The film forces the viewer to play an active part in its creation, as we visualise the narrator’s descriptions in our heads. Perhaps the scene that pushes the interplay between narrator and viewer further is when the narrator describes a room full of male paraphernalia: leather gloves, sports bags, and so on. Instead, what we are shown is a single gun on a bed, the implied essence of the items are summarised by the gun, suggesting an underlying aggression and violence tied to traditional signifiers of masculinity. But while the viewer is on the verge of forming this thought themselves, the narrator interjects stating: “All you have to do is choose to stop thinking. No monster. No evil. Evil is banal”, instructing us to overlook the weight of the symbol.
By parsing through the disparate layers of sound and image within Hotel Royal, one is able to uncover the film’s many pleasures. Frequently, the sharp interjections of the narrator feel like footnotes playing out in real-time. We are treated to musings such as: “On objects: they are the massive redesign of the planet by mankind”, which, though didactic, provide both guiding points in which to analyse the film and something deeper to ponder on. Perhaps the most significant comment uttered is “Images aren’t copies; they are models”, a condensation of the film’s semiotic thrust. Divorced from the narration, what does stick with you is the film’s eeriness, its desolate spaces and chilling soundscapes. If you pay close attention, you start to notice strange details in the backgrounds, the most obvious of which is an all-white figure that lurks within frames unacknowledged.
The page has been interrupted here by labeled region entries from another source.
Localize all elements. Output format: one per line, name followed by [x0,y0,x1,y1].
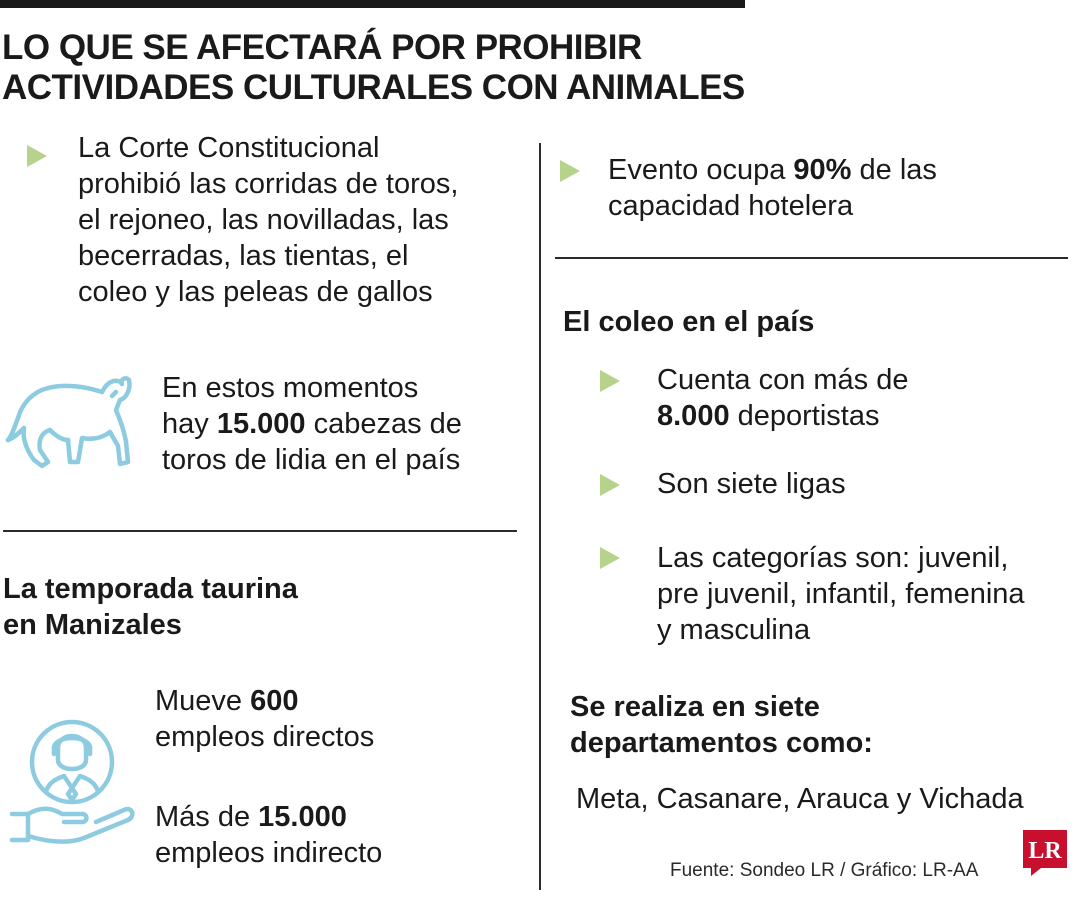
athletes-text: Cuenta con más de 8.000 deportistas [657,364,909,432]
direct-jobs-text: Mueve 600 empleos directos [155,685,375,753]
lr-logo-icon: LR [1023,830,1067,876]
bullet-arrow-icon [560,160,580,182]
bullet-arrow-icon [600,547,620,569]
bullet-arrow-icon [600,370,620,392]
bulls-text: En estos momentos hay 15.000 cabezas de … [162,372,462,476]
departments-list: Meta, Casanare, Arauca y Vichada [576,783,1024,815]
indirect-jobs-text: Más de 15.000 empleos indirecto [155,801,383,869]
categories-text: Las categorías son: juvenil, pre juvenil… [657,542,1025,646]
top-rule [0,0,745,8]
right-section-divider [555,257,1068,259]
intro-text: La Corte Constitucional prohibió las cor… [78,132,459,308]
page-title: LO QUE SE AFECTARÁ POR PROHIBIR ACTIVIDA… [2,28,745,107]
leagues-text: Son siete ligas [657,468,846,500]
hotel-text: Evento ocupa 90% de las capacidad hotele… [608,154,937,222]
lr-logo-text: LR [1028,838,1062,864]
employee-hand-icon [9,719,135,844]
departments-heading: Se realiza en siete departamentos como: [570,691,873,759]
source-credit: Fuente: Sondeo LR / Gráfico: LR-AA [670,860,979,881]
coleo-heading: El coleo en el país [563,306,815,338]
bullet-arrow-icon [600,474,620,496]
left-section-divider [3,530,517,532]
column-divider [539,143,541,890]
bull-icon [5,376,132,469]
bullet-arrow-icon [27,145,47,167]
season-heading: La temporada taurina en Manizales [3,573,298,641]
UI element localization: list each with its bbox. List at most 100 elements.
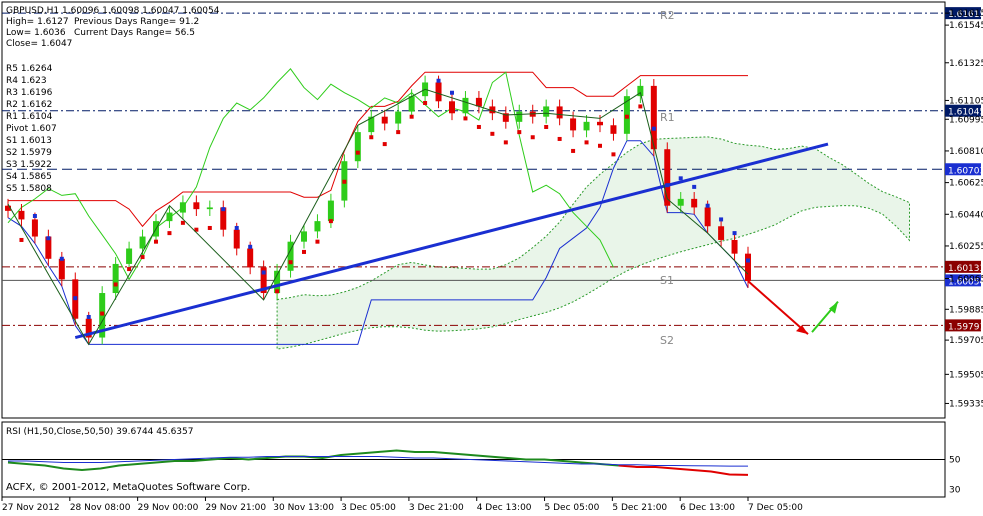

In one of the final scenes, the narrator describes a bloody shootout happening in a room, yet all we see is the white figure under a blanket; the omission of visual aid makes the scene all the more disturbing.
If anything, Hotel Royal is a film that revolves around the constant dialogue between the narrator and the image and the narrator and the audience. In this way, the film cleverly draws links to another disembodied voice which we converse with and demand answers to lofty questions from Siri. In a scene merely described, a young boy uses the hotel computer and provides Siri with a litany of questions and statements: “Siri what is love?”, “Siri, I am sad”. In perhaps the film’s most crushing moment the boy professes to Siri: “I can’t see you”.
Amidst the questions raised regarding death and the pandemic, this scene best encapsulates the ethos of Hotel Royal. A world not unlike our own, where human contact is so detached physically and emotionally that it’s experienced in the third person, where we can only understand others by the objects they leave behind, where we can only see but not touch or hear and not see. As the narrator muses: “I’ve always liked objects, they’re easier than people”.